In the first creation account, we see the Trinity saying, “Let us make man in our image, after our likeness” (Genesis 1:26) God creates male and female in His image and likeness. This means that we have immortal souls, but it also means that we have intellect and will. We have an intellect that can know the truth, and we have wills that can choose the good.

We are the only visible creatures on this earth that can know and love our Creator. Given this great gift, we are destined to know, love, and serve God, and join him forever in Heaven someday. That’s our purpose, our destiny, our goal.

C.S. Lewis famously said, “If I find in myself a desire which no experience in this world can satisfy, the most probable explanation is that I was made for another world” (Mere Christianity).

You weren’t created for this world, but for the next. This world is ultimately directed towards getting to heaven – and helping everyone around you respond to God’s grace and do the same. Lewis continues, “I must keep alive in myself the desire for my true country, which I shall not find till after death; I must never let it get snowed under or turned aside; I must make it the main object of life to press on to that country and to help others to do the same.”

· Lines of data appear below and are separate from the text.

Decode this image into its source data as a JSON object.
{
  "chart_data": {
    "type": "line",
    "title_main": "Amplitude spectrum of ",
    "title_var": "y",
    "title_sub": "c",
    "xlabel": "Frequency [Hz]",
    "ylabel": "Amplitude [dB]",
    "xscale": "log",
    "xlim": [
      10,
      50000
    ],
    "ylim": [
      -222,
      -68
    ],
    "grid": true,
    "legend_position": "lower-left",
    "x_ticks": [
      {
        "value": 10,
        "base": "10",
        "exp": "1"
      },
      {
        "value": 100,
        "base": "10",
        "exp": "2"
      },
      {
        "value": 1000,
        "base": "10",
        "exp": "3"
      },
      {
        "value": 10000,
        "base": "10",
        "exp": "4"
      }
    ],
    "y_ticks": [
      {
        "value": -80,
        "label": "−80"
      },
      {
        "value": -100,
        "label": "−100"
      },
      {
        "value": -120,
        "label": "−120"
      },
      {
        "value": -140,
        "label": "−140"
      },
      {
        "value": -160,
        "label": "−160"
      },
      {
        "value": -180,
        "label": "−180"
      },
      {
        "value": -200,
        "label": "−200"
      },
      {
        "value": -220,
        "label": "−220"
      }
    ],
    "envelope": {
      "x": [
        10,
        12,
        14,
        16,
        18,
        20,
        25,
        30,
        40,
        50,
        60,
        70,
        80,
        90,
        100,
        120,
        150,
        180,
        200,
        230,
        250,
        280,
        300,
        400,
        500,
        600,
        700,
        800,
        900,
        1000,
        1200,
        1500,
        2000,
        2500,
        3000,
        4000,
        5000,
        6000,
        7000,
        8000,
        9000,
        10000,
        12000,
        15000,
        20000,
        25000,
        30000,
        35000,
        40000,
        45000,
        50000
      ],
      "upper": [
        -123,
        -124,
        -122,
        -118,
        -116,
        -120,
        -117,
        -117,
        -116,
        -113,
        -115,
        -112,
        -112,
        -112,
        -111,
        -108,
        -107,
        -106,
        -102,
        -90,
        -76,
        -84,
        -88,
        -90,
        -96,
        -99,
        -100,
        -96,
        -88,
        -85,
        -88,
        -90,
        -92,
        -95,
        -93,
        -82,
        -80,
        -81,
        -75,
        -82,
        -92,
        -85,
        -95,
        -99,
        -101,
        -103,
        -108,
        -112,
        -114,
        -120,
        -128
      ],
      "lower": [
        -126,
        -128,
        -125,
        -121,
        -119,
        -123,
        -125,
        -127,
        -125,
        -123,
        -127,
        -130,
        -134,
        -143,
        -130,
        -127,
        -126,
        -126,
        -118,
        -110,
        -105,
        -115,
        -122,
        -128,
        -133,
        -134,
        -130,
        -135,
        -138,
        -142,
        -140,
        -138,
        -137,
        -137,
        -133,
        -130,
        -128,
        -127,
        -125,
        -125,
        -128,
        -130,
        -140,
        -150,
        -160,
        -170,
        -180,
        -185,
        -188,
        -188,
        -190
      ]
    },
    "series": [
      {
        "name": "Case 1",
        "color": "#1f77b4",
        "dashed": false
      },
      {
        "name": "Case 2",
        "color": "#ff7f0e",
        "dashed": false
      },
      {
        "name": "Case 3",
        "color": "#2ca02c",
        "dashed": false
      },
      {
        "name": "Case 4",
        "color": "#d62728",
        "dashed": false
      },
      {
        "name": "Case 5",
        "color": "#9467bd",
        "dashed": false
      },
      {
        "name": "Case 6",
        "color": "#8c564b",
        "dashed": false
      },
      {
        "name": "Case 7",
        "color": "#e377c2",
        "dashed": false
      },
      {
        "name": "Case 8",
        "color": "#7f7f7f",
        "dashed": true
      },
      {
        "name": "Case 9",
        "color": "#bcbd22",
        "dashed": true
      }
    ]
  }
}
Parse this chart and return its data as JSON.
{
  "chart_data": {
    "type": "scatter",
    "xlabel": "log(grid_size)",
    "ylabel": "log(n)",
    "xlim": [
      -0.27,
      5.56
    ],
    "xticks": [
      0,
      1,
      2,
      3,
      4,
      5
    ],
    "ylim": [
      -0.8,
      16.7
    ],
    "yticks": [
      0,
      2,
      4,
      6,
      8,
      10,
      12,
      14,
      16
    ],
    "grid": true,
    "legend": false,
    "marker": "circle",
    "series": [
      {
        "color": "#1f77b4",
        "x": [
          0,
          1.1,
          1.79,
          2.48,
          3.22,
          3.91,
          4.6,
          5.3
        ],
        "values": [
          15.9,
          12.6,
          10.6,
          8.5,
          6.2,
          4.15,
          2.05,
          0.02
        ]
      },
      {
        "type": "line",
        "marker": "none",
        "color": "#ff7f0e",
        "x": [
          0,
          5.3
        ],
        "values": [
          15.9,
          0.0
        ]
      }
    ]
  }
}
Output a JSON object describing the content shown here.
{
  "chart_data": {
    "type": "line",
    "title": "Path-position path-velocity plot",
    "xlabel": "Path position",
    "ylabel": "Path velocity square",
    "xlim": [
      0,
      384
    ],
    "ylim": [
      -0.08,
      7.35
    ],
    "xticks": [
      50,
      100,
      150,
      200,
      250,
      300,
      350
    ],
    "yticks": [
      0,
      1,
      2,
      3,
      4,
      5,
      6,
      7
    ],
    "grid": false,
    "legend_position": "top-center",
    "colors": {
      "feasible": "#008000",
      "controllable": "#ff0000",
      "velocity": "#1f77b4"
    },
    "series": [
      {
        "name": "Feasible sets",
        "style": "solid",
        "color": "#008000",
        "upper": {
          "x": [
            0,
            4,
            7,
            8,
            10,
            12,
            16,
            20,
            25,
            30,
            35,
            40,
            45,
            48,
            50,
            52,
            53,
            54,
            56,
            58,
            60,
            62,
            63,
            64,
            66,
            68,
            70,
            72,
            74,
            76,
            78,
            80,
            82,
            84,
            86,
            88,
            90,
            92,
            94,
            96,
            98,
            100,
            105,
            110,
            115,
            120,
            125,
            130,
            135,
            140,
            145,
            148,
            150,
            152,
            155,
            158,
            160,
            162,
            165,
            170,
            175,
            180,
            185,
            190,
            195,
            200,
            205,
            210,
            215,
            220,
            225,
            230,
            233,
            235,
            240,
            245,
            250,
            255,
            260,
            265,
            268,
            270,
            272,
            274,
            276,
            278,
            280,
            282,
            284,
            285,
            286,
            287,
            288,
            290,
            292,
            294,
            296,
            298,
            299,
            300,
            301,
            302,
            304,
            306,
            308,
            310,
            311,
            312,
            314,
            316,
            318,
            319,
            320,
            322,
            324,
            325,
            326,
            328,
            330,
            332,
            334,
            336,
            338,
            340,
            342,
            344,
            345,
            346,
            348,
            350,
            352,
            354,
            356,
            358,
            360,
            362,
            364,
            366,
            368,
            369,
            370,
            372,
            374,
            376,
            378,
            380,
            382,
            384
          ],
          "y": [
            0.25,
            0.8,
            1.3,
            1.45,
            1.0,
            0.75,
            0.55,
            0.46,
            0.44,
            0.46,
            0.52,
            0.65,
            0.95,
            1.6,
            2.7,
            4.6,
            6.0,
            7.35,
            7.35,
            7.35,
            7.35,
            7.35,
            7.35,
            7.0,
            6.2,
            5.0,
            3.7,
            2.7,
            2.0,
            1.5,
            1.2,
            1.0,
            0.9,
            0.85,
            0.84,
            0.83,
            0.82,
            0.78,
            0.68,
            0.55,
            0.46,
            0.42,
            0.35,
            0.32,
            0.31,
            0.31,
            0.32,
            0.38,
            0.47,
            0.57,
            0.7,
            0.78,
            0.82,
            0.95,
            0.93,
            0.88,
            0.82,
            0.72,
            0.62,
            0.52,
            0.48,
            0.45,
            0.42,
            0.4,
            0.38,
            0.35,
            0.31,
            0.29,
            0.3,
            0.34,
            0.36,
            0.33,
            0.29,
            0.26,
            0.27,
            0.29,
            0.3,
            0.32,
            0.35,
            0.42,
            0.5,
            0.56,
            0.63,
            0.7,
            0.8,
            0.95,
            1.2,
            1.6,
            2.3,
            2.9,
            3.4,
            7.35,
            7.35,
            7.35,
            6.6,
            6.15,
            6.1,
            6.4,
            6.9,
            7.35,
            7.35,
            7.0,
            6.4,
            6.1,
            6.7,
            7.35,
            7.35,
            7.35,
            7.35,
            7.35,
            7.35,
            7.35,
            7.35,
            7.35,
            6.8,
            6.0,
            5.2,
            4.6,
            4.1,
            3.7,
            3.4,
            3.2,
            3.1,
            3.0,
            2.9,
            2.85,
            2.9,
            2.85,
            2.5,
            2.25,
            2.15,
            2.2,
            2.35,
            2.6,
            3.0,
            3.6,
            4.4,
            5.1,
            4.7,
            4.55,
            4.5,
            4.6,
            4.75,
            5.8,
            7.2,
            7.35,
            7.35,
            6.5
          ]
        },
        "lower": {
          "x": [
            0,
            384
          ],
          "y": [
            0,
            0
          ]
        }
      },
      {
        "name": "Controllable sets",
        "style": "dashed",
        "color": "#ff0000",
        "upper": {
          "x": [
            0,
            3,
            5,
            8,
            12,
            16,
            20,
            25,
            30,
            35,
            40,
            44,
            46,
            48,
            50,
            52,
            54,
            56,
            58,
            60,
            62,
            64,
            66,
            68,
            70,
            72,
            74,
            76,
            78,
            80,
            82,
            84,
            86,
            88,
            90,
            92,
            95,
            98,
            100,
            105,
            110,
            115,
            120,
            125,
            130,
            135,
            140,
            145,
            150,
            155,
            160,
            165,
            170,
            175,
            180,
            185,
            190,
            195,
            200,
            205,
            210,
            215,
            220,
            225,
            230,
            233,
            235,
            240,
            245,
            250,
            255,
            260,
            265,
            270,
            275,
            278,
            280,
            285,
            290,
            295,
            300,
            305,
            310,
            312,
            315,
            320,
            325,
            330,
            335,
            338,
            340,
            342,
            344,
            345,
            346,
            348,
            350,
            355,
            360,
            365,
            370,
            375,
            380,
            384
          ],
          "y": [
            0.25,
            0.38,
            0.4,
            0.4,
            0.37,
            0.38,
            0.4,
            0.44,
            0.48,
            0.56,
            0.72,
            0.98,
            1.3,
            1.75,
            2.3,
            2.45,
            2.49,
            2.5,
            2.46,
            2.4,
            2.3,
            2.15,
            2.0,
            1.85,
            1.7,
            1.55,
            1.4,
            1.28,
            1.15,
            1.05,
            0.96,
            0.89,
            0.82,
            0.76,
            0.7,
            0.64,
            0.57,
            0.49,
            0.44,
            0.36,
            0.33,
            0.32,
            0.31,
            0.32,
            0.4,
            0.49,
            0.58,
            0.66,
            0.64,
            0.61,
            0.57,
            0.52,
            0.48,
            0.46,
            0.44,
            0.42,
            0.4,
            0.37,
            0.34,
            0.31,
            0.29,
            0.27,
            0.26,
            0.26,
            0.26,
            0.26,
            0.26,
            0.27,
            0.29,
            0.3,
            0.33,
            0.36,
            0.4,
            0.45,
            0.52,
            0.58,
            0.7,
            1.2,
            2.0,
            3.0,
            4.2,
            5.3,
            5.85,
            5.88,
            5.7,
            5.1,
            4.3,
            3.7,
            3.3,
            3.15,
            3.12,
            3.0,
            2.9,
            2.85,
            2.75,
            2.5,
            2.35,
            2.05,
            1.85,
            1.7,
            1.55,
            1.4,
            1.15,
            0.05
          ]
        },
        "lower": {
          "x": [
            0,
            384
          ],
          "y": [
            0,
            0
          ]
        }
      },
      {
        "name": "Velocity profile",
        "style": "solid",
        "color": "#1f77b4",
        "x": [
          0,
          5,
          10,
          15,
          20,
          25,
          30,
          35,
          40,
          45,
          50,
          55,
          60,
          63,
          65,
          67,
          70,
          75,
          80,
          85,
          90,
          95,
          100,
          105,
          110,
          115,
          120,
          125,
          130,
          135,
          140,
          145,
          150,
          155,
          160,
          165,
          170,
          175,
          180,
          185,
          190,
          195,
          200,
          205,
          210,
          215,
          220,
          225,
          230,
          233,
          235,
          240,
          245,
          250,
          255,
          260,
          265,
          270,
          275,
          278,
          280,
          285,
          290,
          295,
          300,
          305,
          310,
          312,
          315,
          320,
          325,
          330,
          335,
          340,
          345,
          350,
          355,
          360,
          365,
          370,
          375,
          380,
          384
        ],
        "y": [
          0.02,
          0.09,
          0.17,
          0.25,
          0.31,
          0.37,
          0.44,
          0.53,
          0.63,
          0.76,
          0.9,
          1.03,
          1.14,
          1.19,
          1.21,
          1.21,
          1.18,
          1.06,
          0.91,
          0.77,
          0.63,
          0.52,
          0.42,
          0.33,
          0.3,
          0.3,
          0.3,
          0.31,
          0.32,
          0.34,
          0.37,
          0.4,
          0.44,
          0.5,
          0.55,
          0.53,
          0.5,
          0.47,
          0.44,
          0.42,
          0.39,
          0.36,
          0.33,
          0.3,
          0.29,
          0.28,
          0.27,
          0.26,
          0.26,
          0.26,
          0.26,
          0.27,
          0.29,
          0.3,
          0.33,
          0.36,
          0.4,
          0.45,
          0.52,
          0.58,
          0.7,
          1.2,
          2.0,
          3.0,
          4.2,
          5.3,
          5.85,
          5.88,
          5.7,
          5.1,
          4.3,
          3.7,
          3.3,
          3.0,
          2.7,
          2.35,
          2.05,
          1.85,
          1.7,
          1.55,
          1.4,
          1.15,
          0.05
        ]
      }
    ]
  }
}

That’s what Lent is all about. Our fasting, our almsgiving, our life of prayer is directed towards becoming more human. Spoiler alert: when Adam failed to show us what it meant to human, God came to show us Himself. “The truth is that only in the mystery of the incarnate Word does the mystery of man take on light” (Gaudium et spes 22). If we want to become more human, we need to become more like Christ.

The first reading this Sunday reminds us that as human beings we have dignity. That may seem like a contradiction of the call on Ash Wednesday, remember man that you are dust. But to remember we are dust is to simply remember that this passing world is not our final end. Every day we are a little closer to death; and every day, we should be preparing for that death and life in Heaven. That is what we were created for.

You weren’t created for this world- so for the next forty days, live like it.

Live as sons and daughters of God, created in God’s image and likeness. Live as if your eternal destiny is heaven. Strip away what isn’t human – sin, addictions, distractions. Ask for the grace to become more like Christ.